Currin has a knack for melding art historical references together into his own unmistakable style. In this instance, the wheatfields of Andrew Wyeth’s Christinas World blend seamlessly with an obvious allusion to an almost Mannerist depiction of the sky. The nostalgic airs of Norman Rockwell and other early 20th-century figurative painters are injected into the composition as well, but Currin stymies any reading of this work as derivative with his curious rendering of the girl’s face and her glassy-eyed stare. Critic Jerry Saltz writes of Currin's work, "The technique brings you in, the historical references get you going, but the opacity keeps you at arm's length" (J. Saltz, "The Redemption of a Breast Man", Village Voice, November 1999, p. 32). Slightly abstracted and almost cartoon-like, the large eyes and doll-like features are at odds with the exquisite detail of the fabric, grass, and hair. The viewer tries to connect with the sitter, but her eyes look past us at something unknown and unknowable.

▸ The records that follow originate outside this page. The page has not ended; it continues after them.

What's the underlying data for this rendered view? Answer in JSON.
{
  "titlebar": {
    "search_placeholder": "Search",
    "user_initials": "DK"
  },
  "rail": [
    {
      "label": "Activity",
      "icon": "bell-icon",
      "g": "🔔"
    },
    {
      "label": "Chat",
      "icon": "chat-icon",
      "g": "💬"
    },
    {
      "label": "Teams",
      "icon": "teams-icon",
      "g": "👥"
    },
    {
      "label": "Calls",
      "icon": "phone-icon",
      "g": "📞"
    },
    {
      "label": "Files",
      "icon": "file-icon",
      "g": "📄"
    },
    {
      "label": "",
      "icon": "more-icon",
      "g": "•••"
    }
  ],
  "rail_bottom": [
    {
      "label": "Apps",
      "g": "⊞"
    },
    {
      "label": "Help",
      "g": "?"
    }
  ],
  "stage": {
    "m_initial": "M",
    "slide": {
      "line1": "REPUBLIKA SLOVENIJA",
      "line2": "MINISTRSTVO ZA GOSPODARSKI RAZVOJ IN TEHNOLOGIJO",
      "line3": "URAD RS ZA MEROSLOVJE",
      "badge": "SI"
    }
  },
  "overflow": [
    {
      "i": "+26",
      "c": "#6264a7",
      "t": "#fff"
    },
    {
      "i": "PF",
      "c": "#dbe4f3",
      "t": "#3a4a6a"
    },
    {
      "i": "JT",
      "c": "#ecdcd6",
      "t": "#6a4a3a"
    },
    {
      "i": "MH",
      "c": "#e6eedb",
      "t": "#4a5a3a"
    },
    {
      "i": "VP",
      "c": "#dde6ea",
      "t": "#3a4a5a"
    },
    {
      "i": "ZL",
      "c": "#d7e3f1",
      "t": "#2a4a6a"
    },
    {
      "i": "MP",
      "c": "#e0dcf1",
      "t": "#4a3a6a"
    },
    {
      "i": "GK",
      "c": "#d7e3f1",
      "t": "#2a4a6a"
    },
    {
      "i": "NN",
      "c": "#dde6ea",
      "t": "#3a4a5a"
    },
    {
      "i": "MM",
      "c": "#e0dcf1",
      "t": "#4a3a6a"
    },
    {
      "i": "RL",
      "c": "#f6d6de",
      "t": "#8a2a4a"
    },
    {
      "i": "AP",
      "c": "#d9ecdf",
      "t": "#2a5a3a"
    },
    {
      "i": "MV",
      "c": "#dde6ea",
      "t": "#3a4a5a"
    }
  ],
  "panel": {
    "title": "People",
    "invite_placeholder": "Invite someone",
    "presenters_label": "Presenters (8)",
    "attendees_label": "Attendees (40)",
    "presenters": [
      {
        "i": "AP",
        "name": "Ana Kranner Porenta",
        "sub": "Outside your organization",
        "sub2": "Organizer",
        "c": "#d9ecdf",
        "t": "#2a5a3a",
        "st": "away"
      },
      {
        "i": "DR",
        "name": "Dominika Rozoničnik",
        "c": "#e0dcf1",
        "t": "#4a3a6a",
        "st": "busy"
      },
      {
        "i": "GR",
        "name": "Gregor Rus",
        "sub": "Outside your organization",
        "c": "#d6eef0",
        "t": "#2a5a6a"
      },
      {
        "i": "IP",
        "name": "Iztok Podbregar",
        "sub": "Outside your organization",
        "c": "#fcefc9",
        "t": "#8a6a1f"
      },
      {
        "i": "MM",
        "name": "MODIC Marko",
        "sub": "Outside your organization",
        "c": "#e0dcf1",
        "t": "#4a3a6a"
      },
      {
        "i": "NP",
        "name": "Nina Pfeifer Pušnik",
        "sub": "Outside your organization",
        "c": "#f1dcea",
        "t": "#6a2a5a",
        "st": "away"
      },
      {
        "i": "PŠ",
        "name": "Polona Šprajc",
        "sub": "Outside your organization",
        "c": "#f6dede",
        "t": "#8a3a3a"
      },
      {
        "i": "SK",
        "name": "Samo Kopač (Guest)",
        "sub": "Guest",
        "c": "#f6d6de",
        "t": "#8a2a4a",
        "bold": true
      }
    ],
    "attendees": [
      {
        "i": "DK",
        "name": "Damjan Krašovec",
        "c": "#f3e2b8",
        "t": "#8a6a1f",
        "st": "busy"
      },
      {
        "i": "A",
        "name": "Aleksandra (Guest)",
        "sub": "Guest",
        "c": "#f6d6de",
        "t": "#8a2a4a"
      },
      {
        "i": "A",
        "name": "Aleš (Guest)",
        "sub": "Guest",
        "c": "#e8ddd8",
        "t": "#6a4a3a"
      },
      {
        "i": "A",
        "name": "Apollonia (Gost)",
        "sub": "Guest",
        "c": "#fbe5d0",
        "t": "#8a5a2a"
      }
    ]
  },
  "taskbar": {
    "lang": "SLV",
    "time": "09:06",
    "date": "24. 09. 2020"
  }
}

Currin’s interest in mastering techniques and nodding to his sources through visual allusion is what makes his canvases so fresh. And yet, for all the historical references and similarities to traditional modes of painting, Girl on a Hill was birthed from an old advertisement for Harley Davidson motorcycles. In this magazine source, a blonde woman sits on a bike and looks over her shoulder at the reader, beckoning them to hit the road with her. Currin thereby aligns himself with the lineage of Pop and artists like Lichtenstein who appropriated and altered extant materials to serve as their subjects and compositional guidelines. Robert Rosenblum noted the artist’s gift for anachronism and style amalgamation when he wrote: "This gift for total absorption of a wild diversity of images that respects neither art-historical chronology nor pecking orders of high and low art has made it possible for Currin to reinvent the tired category of genre painting" (R. Rosenblum, "John Currin and the American Grotesque", in John Currin, Museum of Contemporary Art, Chicago, p.18). By extracting recognizable aspects from popular culture, advertisements, and art history in equal measure, Currin is able to craft an image that seems familiar but is alien enough to captivate the viewer and beseeches them to answer its haunting gaze.